Autres éléments notables
ZDI de Trend Micro a également cité quelques autres points à noter ce mois-ci. Par exemple, CVE-2019-0603 est une vulnérabilité d'exécution de code à distance du serveur TFTP (Trivial File Transfer Protocol) Windows Deployment Services, notée "Critique", qui "a été signalée à l'origine par le biais du programme ZDI". Il peut être implémenté en envoyant une requête à un serveur non corrigé. "Si vous utilisez WDS dans votre environnement, placez-le certainement en haut de votre liste de tests et de déploiements", a indiqué ZDI.

Un autre problème "critique" notable, selon ZDI, est une vulnérabilité d'exécution de code à distance du client DHCP (Dynamic Host Configuration Protocol) de Windows. Trois vulnérabilités DHCP ont été corrigées concernant ce problème, à savoir CVE-2019-0697, CVE-2019-0698 et CVE-2019-0726. L'exploit consiste à envoyer une réponse particulière à un client et nécessiterait probablement une attaque de type "homme du milieu", "mais un exploit réussi aurait de vastes conséquences", a indiqué ZDI.

Les chercheurs en sécurité de Talos de Cisco proposent également une analyse sous forme de liste des correctifs de ce mois-ci dans cet article de blog.

Monde de l'ordinateur L'écrivain Woody Leonhard a commenté dans un article de blog qu'il ne voyait pas grand chose qui nécessitait un correctif immédiat dans le paquet de mars de Microsoft jusqu'à présent.

Un élément non jugé digne d'un correctif par Microsoft est une attaque de validation de concept. Un attaquant peut modifier les messages de la boîte de dialogue Windows qui apparaissent après la modification du registre. Le problème est décrit dans cette histoire de Threatpost de Kaspersky Lab.

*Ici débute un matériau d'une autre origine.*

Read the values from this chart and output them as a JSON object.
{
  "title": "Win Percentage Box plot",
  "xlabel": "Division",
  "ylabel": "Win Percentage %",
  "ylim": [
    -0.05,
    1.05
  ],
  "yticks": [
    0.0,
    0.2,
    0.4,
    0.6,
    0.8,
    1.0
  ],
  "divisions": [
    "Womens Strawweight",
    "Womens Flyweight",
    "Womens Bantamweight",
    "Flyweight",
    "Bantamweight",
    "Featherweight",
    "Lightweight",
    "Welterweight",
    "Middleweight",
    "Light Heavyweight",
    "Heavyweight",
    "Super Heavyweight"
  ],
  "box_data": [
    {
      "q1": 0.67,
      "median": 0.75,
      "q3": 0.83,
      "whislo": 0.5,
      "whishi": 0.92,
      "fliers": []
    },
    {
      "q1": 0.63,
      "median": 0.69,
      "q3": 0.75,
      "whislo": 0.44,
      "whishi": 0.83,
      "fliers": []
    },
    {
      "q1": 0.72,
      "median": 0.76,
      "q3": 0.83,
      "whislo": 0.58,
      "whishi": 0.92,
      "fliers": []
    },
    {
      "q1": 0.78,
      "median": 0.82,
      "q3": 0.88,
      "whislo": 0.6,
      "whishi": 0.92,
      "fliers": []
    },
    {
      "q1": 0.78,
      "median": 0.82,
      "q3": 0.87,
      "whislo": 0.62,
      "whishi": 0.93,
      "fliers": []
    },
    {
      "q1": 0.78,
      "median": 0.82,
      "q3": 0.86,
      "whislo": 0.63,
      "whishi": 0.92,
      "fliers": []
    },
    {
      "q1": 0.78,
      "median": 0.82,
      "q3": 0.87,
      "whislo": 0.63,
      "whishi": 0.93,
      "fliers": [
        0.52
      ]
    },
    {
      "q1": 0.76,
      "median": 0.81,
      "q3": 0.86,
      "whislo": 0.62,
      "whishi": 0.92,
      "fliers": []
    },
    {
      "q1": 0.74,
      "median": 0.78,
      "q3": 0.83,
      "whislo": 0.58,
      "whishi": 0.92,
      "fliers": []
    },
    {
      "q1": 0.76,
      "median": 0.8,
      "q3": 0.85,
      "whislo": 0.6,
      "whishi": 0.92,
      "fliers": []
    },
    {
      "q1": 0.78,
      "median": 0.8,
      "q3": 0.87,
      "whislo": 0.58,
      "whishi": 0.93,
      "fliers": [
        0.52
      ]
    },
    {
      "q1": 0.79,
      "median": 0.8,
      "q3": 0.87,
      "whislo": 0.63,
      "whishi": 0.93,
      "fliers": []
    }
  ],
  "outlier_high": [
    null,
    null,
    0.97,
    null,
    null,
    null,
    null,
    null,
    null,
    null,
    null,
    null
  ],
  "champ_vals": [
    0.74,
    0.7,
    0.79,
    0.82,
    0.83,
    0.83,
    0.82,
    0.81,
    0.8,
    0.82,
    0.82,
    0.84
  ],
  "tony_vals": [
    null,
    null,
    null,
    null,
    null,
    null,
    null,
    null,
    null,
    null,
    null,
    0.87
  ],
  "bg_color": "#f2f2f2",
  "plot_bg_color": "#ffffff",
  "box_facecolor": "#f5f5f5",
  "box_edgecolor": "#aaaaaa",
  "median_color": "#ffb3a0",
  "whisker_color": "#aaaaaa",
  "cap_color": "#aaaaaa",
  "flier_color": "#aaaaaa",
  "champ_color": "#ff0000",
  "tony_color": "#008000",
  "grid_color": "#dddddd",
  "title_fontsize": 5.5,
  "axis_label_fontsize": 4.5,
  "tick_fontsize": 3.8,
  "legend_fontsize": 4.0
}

Comme d'habitude, Microsoft conserve une liste exhaustive des correctifs du mois dans sa page Guide de mise à jour de sécurité, qui répertorie 1 455 éléments sur 73 pages. Les mises à jour pour des produits spécifiques sont répertoriées dans cette page. Il existe également des notes de mise à jour, qui indiquent que trois avis de sécurité ont été publiés ce mois-ci.

Un des avis (ADV990001) répertorie les dernières mises à jour de la pile de maintenance. Une autre (ADV190008) répertorie les mises à jour de sécurité Adobe Flash. Le troisième avis (ADV190010) indique aux professionnels de l’informatique de ne plus utiliser un compte partagé pour les connexions Windows de différents utilisateurs, car cela constituerait un risque pour la sécurité. Les conseils semblent s’appliquer aux organisations utilisant des sessions des services Bureau à distance pour connecter les utilisateurs finaux.

Il y a aussi l'avis de sécurité ADV190009 publié ce mois-ci. Cet avis décrit la "publication par Microsoft de la prise en charge de la signalisation de code SHA-2 pour Windows 7 SP1 et Windows Server 2008 R2 SP1", ainsi que de Windows Server Update Services (WSUS). D'ici juillet 2019, Microsoft exigera que ces anciens systèmes d'exploitation prennent en charge la signature de code SHA-2 pour continuer à obtenir les mises à jour de Windows, selon le document de synthèse de Microsoft. Microsoft prévoit de déployer progressivement le support de SHA-2 dans ces systèmes d'exploitation, comme décrit dans le document.

A propos de l'auteur

Kurt Mackie est producteur d'actualités principal pour le 1105 Enterprise Computing Group.